Thursday, August 7, 2014

'These people are against everything we stand for,' McConnell says of Clintons, Obama and EPA

By Cheyene Miller and Al Cross
University of Kentucky School of Journalism and Telecommunications

CORBIN, Ky. -- Starting a two-day, 10-county bus tour through the East Kentucky Coal Field, Sen. Mitch McConnell and U.S. Rep. Hal Rogers linked Alison Lundergan Grimes to President Obama, his anti-coal policies and loss of miners' jobs in the region.

Mitch McConnell speaks in Corbin. (Photo by Cheyene Miller)
After recounting his history with former President Bill Clinton, who campaigned with Grimes in Hazard and Lexington the day before, and Hillary Clinton and Obama, McConnell said in Corbin, “These people are against everything we stand for. They're against our way of life and we're going to stop 'em.”

Noting in Middlesboro that Grimes had labeled herself "a Clinton Democrat" in Hazard, McConnell said, "There’s not a dime’s worth of difference between a Clinton Democrat and an Obama Democrat when it comes to coal. We will not be fooled!"

Speaking at Whayne Supply in Corbin, a major vendor to the coal industry, McConnell said Clinton "wildly applauded" Obama's proposed limits on carbon dioxide from coal-fired power plants. He said “Congress would not pass what the administration is now doing by itself,” when Democrats controlled it. He was referring to a "cap and trade" plan that would have created a market for air-pollution credits; Obama's plan has caps, but no trading.

At Middlesboro, McConnell argued that Obama's plan to fight global warming "is going to be about as effective as dropping a pebble in the ocean" because the rest of the world is moving toward coal. In Corbin, he called for actions to allow coal to make resurgence in Kentucky, and for the EPA to “get off our backs.”

McConnell, in his 30th year as a senator, pressed voters to give him a sixth term. He and Rogers held out the prospect, considered more likely than not by most experts, that Republicans will take control of the Senate in the Nov. 4 elections and make McConnell the new Senate majority leader.

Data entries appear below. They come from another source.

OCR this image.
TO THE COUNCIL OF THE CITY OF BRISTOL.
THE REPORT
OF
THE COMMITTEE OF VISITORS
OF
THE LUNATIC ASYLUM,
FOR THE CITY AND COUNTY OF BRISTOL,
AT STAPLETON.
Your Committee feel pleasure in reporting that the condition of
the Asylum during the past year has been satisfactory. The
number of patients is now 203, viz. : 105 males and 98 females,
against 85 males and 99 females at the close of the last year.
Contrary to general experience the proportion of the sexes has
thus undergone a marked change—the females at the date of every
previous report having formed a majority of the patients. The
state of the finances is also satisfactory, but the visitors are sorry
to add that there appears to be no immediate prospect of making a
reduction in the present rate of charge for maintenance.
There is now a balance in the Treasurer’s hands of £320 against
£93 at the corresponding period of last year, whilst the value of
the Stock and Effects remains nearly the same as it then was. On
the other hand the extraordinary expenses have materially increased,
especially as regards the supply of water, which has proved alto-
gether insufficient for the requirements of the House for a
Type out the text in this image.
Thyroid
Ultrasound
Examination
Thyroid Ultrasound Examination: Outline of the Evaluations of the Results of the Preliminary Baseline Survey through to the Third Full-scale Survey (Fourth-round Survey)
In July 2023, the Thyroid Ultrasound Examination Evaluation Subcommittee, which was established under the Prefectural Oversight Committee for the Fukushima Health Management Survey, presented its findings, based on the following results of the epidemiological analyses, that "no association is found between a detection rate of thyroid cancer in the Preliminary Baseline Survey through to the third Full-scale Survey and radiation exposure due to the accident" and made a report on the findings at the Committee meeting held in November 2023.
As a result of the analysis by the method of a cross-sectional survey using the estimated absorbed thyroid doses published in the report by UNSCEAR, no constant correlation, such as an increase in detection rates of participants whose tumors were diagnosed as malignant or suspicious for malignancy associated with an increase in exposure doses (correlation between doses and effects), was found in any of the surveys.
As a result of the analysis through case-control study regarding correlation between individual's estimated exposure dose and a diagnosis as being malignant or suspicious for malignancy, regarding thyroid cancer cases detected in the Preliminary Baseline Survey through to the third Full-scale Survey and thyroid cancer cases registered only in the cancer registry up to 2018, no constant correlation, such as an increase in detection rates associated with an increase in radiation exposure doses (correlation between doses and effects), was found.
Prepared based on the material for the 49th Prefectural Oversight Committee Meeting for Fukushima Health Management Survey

In Corbin, McConnell called Grimes “new face for the status quo” and said “We have an opportunity to begin to change our country.”

In Middlesboro, he said, “You’re unhappy with what they’ve done to our country, the way they’re turning us into a Western European country, the way they question our values, the way they question the way we live. These are people who do not understand us and do not respect us, and this is the year that we begin to take America back. . . . It begins by making me the leader of a new majority to take us in a different direction."

To applause in Middlesboro, Rogers said he and the Republican-controlled House had "cut the EPA’s budget three years in a row by upwards of 20 percent," only to be thwarted by the Democratic-controlled Senate. "I can’t wait to be able to send that bill back over there with a 20 percent or whetever cut to the EPA and its personnel, send it to Mitch McConnell as majority leader and he passes it through the Senate," Rogers said. "That’s gonna be sweet."

Rogers, chair of the House Appropriations Committee, blamed the loss of 8,000 coal-mining jobs in his Fifth District on Democratic and EPA policies, though industry experts have said the major factor in the job losses has been a flood of cheap natural gas from horizontal hydraulic fracturing, switching power plants from coal to gas.

"If we can just survive through the Obama presidency and live, we’ll be lucky," he said. "We need the strongest, most powerful voice we can find to rep Kentucky and our coal-mining industry and the coal miners, active and retired, to fight to Kentucky’s cause in Washington."

At Corbin, Rogers was asked whether Obama had delivered on what he said last year in a speech outlining his climate-change policies, that areas affected by the policies should get special help. “I’ve not seen any help,” said Rogers, who accused the president of “flooding our minds with spectacles.”